Eric was born in Sault Ste. Marie on July 26, 1968, and at an early age was involved in all kinds of recreational activities. He had a gift as a runner and maintained the peak of fitness. His interests took him after graduation from Bawatting Collegiate in Sault Ste. Marie to Carleton University in Ottawa, where he was working on a bachelor's degree in psychology.
Eric's older brother was an OPP officer and Eric became interested in police work as a result. He was accepted for recruit training on September 4, 1990. Later, while at the Ontario Police College, he set a record for the 1.5-mile race that has never been broken. On graduation he came to the Minden detachment.
Constable Nystedt had been on the job for less than three years when he was called out with a fellow Senior Constable on Saturday July 3, 1993. The two officers were called twice that shift to an assault, domestic occurrence at a location near the village of Kinmount. A man was drunk and his behaviour was said to be endangering others at a cottage in the Furnace Falls area.

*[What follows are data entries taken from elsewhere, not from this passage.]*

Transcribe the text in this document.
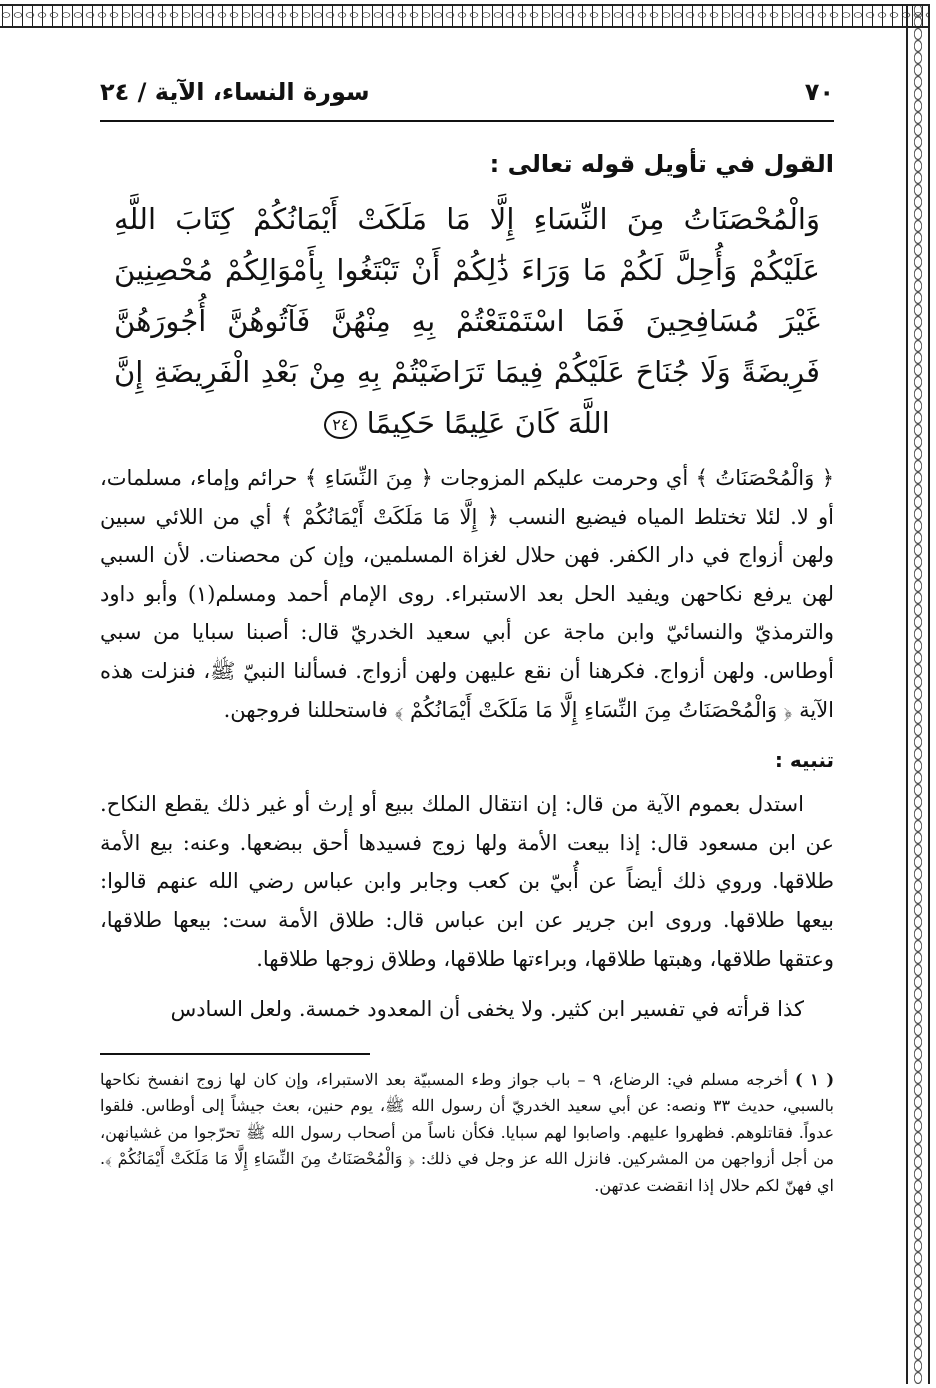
٧٠
سورة النساء، الآية / ٢٤
القول في تأويل قوله تعالى :
وَالْمُحْصَنَاتُ مِنَ النِّسَاءِ إِلَّا مَا مَلَكَتْ أَيْمَانُكُمْ كِتَابَ اللَّهِ عَلَيْكُمْ وَأُحِلَّ لَكُمْ مَا وَرَاءَ ذَٰلِكُمْ أَنْ تَبْتَغُوا بِأَمْوَالِكُمْ مُحْصِنِينَ غَيْرَ مُسَافِحِينَ فَمَا اسْتَمْتَعْتُمْ بِهِ مِنْهُنَّ فَآتُوهُنَّ أُجُورَهُنَّ فَرِيضَةً وَلَا جُنَاحَ عَلَيْكُمْ فِيمَا تَرَاضَيْتُمْ بِهِ مِنْ بَعْدِ الْفَرِيضَةِ إِنَّ اللَّهَ كَانَ عَلِيمًا حَكِيمًا ٢٤

﴿ وَالْمُحْصَنَاتُ ﴾ أي وحرمت عليكم المزوجات ﴿ مِنَ النِّسَاءِ ﴾ حرائم وإماء، مسلمات، أو لا. لئلا تختلط المياه فيضيع النسب ﴿ إِلَّا مَا مَلَكَتْ أَيْمَانُكُمْ ﴾ أي من اللائي سبين ولهن أزواج في دار الكفر. فهن حلال لغزاة المسلمين، وإن كن محصنات. لأن السبي لهن يرفع نكاحهن ويفيد الحل بعد الاستبراء. روى الإمام أحمد ومسلم(١) وأبو داود والترمذيّ والنسائيّ وابن ماجة عن أبي سعيد الخدريّ قال: أصبنا سبايا من سبي أوطاس. ولهن أزواج. فكرهنا أن نقع عليهن ولهن أزواج. فسألنا النبيّ ﷺ، فنزلت هذه الآية ﴿ وَالْمُحْصَنَاتُ مِنَ النِّسَاءِ إِلَّا مَا مَلَكَتْ أَيْمَانُكُمْ ﴾ فاستحللنا فروجهن.

تنبيه :

استدل بعموم الآية من قال: إن انتقال الملك ببيع أو إرث أو غير ذلك يقطع النكاح. عن ابن مسعود قال: إذا بيعت الأمة ولها زوج فسيدها أحق ببضعها. وعنه: بيع الأمة طلاقها. وروي ذلك أيضاً عن أُبيّ بن كعب وجابر وابن عباس رضي الله عنهم قالوا: بيعها طلاقها. وروى ابن جرير عن ابن عباس قال: طلاق الأمة ست: بيعها طلاقها، وعتقها طلاقها، وهبتها طلاقها، وبراءتها طلاقها، وطلاق زوجها طلاقها.

كذا قرأته في تفسير ابن كثير. ولا يخفى أن المعدود خمسة. ولعل السادس

( ١ ) أخرجه مسلم في: الرضاع، ٩ – باب جواز وطء المسبيّة بعد الاستبراء، وإن كان لها زوج انفسخ نكاحها بالسبي، حديث ٣٣ ونصه: عن أبي سعيد الخدريّ أن رسول الله ﷺ، يوم حنين، بعث جيشاً إلى أوطاس. فلقوا عدواً. فقاتلوهم. فظهروا عليهم. واصابوا لهم سبايا. فكأن ناساً من أصحاب رسول الله ﷺ تحرّجوا من غشيانهن، من أجل أزواجهن من المشركين. فانزل الله عز وجل في ذلك: ﴿ وَالْمُحْصَنَاتُ مِنَ النِّسَاءِ إِلَّا مَا مَلَكَتْ أَيْمَانُكُمْ ﴾. اي فهنّ لكم حلال إذا انقضت عدتهن.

At two a.m. the officers were looking for the suspect, who had run off into the bush after having committed an assault. Constable Nystedt was in the rear, passing a small clearing, when suddenly the wanted man came out from behind him and stabbed the young officer in the left leg. The knife severed the left femoral artery and Eric bled to death before he could receive the necessary aid.
A massive search was commenced with fifty officers, a canine unit, members of the TRU team and later a helicopter. Off-duty officers converged on the area to help. Finally, around noon, the suspect came out of the bush and was arrested.
For five years, Eric's memory was celebrated in a huge annual memorial run in Sault Ste. Marie that raised thousands of dollars for heart and stroke research. An annual golf tournament also recalls the officer who enjoyed all sports. A fitness award in his name is given to the most fit recruit in each OPP Academy class. In 1999, a five-kilometre run and walk was established in Eric's name in memory of all OPP officers killed on the job. Signs were posted on the route giving the names of the fallen. The last one read, "Let there be no more".
Eric had such a sunny, pleasant disposition that he warmed the hearts of all those he met. His notable gifts in the field of athletics made him tremendously popular and have served to perpetuate his memory.